I sat back down and watched him string another piece of thread. I couldn't help but think about the first time he'd done something like this, when we'd practically just met, and I'd been stabbed at Prada. I let myself look at him like I had then: this boy who was almost intimidatingly gorgeous, but also quiet and kind. Who, for some reason, had taken an interest in me. Now he was just as handsome as ever, his dark hair still damp from the tunnels, the same intensity burning in his gray eyes, his drying T-shirt clinging to him.

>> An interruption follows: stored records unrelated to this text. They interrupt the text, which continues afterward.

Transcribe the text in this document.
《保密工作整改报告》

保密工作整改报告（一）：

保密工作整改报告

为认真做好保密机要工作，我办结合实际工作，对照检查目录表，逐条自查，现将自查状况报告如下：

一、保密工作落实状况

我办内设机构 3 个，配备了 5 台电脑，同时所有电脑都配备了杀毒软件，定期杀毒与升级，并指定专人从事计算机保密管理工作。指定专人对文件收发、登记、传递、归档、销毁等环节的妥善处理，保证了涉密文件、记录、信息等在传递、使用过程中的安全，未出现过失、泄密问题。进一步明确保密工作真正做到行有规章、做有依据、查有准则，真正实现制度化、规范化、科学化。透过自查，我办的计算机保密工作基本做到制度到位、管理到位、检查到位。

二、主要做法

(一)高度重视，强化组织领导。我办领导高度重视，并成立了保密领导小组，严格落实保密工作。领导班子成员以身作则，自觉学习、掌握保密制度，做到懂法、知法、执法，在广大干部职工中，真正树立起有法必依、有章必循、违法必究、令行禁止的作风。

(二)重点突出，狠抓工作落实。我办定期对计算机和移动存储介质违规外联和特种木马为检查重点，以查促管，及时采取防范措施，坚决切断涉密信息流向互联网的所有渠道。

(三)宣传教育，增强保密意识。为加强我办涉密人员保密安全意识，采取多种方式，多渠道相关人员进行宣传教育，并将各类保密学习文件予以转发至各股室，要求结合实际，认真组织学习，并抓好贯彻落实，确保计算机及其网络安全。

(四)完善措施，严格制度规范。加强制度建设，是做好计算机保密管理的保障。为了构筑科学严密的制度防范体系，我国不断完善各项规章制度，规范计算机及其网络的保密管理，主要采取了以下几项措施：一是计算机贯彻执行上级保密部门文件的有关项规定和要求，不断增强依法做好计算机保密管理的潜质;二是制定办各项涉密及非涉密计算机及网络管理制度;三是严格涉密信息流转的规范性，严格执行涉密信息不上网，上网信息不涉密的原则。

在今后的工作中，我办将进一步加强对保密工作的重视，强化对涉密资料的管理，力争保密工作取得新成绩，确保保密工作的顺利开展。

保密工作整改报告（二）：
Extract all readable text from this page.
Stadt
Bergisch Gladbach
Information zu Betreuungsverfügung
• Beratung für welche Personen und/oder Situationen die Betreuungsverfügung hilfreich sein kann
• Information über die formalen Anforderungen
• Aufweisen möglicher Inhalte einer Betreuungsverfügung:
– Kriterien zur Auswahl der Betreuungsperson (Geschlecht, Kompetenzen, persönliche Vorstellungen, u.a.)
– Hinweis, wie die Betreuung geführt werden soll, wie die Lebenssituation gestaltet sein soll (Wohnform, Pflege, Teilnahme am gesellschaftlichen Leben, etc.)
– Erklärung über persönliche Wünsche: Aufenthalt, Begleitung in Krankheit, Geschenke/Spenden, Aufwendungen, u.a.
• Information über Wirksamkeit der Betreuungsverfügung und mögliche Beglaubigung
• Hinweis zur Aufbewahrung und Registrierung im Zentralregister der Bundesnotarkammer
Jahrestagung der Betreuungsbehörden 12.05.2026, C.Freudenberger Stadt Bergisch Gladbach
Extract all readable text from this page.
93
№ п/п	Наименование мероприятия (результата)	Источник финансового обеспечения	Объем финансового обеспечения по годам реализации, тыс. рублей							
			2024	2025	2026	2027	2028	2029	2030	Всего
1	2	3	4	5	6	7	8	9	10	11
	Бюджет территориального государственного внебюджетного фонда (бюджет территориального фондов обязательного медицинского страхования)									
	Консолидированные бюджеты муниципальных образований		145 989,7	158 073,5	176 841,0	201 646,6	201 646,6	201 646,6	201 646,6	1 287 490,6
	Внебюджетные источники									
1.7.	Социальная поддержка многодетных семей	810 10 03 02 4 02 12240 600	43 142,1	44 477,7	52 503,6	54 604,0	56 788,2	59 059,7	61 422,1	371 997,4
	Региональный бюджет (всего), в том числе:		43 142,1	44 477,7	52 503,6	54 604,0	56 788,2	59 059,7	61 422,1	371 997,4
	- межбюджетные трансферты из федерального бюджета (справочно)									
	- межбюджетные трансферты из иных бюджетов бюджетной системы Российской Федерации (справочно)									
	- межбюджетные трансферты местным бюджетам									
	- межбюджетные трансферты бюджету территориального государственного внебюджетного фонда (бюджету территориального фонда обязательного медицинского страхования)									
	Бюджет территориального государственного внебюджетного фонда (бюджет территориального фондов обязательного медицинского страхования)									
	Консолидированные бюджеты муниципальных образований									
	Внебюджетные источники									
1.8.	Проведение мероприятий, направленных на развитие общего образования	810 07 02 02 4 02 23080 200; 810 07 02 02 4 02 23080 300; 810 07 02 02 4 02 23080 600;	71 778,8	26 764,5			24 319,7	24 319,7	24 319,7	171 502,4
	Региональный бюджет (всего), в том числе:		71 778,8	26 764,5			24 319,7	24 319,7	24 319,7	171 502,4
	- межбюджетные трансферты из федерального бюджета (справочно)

Jack looked up to find me watching him. His eyes searched mine. I had the sudden feeling that this was supposed to be the part of the story where I realized I was wrong, and everything was forgiven. Where, after detours, Jack and I found our way back into each other's arms, where we realized we were meant to be all along.

"Can I tell you something?" He finished the stitch and set the needle down on the tray. When he turned back to me, there was a calm on his face I'd never seen. "I feel better about Fitz, and about Oliver. I still feel terribly guilty about what I did to you."

"Jack-"

He shook his head. "You don't need to do that. We both know it was bad. We both know you haven't entirely forgiven me, and I understand why. I'd like to try to explain just a little. I wasn't lying when I said that it was all for you. I thought going to the Saxons like that was the best way to keep you safe."